Listeria monocytogenes (LM) is one of the deadliest and most hazardous pathogens, posing extremely serious harm to the human health, hence developing simple and effective method for its highly sensitive detection is very important. In this work, by preparing Pt nanoparticles/hollow carbon spheres (Pt/HCNs) nanohybrid as nanozyme, a simple and highly sensitive nanozyme-based electrochemical sensor was developed for the first time to detect LM based on aptamer (Apt)-regulated Pt/HCNs nanozyme activity. The as-prepared Pt/HCNs nanozyme can catalyze the oxidation of o-phenylenediamine to generate electroactive 2,3-diaminophenazinc (DAP) which offers an obvious reduction peak current.

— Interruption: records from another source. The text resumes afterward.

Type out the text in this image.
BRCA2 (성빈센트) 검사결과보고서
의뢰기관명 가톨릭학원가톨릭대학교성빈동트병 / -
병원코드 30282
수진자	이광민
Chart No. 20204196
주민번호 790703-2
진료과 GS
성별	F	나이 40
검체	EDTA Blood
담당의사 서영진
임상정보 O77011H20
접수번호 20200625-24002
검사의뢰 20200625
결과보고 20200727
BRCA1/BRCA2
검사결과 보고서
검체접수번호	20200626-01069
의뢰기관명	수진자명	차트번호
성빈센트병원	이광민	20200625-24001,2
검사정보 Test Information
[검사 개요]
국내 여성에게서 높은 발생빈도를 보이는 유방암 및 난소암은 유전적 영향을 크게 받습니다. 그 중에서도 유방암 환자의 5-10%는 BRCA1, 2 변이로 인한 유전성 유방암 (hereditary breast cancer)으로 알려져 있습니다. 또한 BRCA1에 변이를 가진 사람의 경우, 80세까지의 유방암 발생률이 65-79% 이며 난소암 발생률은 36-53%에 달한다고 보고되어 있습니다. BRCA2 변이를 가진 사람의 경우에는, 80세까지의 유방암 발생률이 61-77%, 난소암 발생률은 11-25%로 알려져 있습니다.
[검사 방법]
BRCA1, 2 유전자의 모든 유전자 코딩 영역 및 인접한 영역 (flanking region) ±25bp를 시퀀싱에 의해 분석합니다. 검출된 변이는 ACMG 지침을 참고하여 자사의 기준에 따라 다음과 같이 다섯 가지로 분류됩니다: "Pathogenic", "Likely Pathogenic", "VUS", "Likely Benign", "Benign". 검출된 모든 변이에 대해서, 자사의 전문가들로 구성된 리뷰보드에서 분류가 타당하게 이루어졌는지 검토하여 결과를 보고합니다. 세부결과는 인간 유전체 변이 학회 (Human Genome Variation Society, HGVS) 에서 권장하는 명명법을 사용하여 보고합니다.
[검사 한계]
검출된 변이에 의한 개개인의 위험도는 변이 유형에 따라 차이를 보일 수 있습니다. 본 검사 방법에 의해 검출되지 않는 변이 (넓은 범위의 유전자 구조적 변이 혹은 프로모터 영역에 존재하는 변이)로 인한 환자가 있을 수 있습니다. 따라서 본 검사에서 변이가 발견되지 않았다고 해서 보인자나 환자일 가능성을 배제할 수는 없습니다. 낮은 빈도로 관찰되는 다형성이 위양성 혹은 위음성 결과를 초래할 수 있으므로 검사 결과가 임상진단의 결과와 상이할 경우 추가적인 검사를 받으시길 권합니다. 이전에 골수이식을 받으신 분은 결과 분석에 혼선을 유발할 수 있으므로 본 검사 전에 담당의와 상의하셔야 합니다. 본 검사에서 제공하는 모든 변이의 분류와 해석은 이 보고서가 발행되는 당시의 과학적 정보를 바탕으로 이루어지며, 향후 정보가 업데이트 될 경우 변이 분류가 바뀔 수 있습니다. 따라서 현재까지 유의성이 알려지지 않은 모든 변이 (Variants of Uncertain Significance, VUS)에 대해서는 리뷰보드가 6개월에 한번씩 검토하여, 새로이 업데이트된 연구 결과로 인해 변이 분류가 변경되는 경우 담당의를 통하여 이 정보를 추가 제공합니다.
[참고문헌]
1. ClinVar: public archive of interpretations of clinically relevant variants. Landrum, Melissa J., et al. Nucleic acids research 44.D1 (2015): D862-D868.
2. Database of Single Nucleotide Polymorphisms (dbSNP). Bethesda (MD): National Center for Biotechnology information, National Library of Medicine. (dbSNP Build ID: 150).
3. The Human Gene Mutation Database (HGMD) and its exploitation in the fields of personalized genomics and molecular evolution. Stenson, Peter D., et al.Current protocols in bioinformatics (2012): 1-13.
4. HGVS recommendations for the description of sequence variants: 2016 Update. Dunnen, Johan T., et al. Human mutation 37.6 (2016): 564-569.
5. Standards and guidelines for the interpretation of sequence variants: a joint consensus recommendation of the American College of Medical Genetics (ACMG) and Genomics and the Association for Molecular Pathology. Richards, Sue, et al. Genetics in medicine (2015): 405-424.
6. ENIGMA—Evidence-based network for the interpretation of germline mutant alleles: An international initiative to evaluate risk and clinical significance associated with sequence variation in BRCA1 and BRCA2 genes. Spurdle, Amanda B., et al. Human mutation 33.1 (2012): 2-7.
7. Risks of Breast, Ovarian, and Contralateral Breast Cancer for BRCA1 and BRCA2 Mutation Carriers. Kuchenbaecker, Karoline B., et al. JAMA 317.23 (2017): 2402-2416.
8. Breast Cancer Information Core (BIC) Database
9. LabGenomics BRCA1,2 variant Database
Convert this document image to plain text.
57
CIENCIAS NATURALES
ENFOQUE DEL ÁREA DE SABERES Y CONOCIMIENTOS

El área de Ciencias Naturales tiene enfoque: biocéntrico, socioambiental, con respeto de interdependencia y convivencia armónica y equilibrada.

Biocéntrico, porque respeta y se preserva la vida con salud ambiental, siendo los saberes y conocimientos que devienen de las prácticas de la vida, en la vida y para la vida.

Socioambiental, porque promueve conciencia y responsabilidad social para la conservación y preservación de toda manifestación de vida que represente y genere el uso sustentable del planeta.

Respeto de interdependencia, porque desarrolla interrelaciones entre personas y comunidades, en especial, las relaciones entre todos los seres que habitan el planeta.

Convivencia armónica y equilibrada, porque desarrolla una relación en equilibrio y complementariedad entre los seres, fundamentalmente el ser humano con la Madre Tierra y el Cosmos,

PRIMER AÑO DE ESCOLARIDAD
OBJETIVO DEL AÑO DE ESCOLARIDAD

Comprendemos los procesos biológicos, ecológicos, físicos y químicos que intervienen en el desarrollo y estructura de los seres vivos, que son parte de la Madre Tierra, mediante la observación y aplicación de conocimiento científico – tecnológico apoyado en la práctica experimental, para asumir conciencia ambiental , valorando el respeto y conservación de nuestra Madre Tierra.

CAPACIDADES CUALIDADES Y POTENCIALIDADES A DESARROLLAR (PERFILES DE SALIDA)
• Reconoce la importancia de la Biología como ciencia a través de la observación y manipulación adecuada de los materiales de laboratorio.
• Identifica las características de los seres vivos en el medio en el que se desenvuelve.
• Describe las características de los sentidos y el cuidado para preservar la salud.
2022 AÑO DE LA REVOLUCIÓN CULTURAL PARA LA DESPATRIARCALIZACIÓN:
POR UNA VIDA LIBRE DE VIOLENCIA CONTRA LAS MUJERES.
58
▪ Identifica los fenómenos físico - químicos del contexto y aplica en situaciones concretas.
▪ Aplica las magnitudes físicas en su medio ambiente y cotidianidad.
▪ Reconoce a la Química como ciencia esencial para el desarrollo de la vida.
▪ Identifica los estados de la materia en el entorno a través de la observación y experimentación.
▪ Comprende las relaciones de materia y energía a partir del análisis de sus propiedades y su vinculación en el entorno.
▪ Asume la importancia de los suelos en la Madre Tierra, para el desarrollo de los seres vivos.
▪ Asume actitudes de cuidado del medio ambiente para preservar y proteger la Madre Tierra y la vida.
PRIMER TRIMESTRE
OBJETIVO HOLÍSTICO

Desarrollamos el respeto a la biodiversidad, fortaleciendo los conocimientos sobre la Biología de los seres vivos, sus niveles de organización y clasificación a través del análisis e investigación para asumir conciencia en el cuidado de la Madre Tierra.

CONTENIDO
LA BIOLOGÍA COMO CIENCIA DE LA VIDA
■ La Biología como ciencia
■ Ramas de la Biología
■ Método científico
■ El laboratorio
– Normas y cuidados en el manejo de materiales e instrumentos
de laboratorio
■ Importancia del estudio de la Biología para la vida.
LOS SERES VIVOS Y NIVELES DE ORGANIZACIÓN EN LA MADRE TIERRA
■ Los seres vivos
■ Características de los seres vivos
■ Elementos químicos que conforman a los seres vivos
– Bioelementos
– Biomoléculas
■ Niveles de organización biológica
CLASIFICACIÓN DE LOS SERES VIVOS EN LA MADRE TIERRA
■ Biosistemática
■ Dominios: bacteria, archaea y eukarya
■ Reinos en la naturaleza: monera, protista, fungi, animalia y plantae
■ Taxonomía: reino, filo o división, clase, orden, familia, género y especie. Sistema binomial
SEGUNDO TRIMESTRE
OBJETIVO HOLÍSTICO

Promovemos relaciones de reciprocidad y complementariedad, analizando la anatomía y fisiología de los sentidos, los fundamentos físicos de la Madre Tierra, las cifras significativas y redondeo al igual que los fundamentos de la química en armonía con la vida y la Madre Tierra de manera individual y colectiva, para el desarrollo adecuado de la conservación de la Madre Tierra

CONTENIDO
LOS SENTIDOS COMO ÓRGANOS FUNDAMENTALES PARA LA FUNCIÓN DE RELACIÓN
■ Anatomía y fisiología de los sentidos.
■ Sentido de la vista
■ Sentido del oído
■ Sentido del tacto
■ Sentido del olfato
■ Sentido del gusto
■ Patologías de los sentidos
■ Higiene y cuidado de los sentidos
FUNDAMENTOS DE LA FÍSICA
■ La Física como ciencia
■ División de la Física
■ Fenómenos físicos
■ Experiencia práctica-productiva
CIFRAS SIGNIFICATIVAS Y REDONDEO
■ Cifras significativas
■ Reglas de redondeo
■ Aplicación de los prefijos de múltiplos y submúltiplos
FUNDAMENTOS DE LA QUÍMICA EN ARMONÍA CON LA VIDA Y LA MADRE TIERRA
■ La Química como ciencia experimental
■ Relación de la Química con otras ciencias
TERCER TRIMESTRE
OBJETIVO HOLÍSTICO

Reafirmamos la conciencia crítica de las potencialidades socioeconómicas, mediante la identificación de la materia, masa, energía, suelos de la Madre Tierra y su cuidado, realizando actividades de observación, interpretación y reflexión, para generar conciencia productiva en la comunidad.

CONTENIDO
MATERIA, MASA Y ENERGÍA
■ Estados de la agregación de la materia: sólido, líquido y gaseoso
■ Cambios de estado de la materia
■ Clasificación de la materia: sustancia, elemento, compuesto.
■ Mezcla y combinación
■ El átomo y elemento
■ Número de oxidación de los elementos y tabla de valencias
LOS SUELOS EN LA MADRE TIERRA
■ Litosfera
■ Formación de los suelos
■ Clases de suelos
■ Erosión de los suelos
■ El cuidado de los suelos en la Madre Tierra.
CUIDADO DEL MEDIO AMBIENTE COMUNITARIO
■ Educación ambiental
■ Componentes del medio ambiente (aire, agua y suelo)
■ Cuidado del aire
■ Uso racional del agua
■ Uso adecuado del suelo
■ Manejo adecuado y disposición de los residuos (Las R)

However, once bound to LM-Apt to form Apt/Pt/HCNs, the related enzyme-like activity of Pt/HCNs is inhibited remarkably and the reduction current of DAP nearly disappear owing to the covering of the active sites. Interestingly, in the presence of LM, the nanozyme activity can be recovered through the specific recognition of Apt towards LM. After optimizing various conditions, the designed Apt-regulated nanozyme-based electrochemical sensor shows excellent sensing performances for LM. Meanwhile, the designed sensors exhibits superior selectivity, specificity, reproducibility, stability and real applications. This work offers a simple and novel strategy for the effective and highly sensitive determination of various pathogens via altering simply the specific Apt.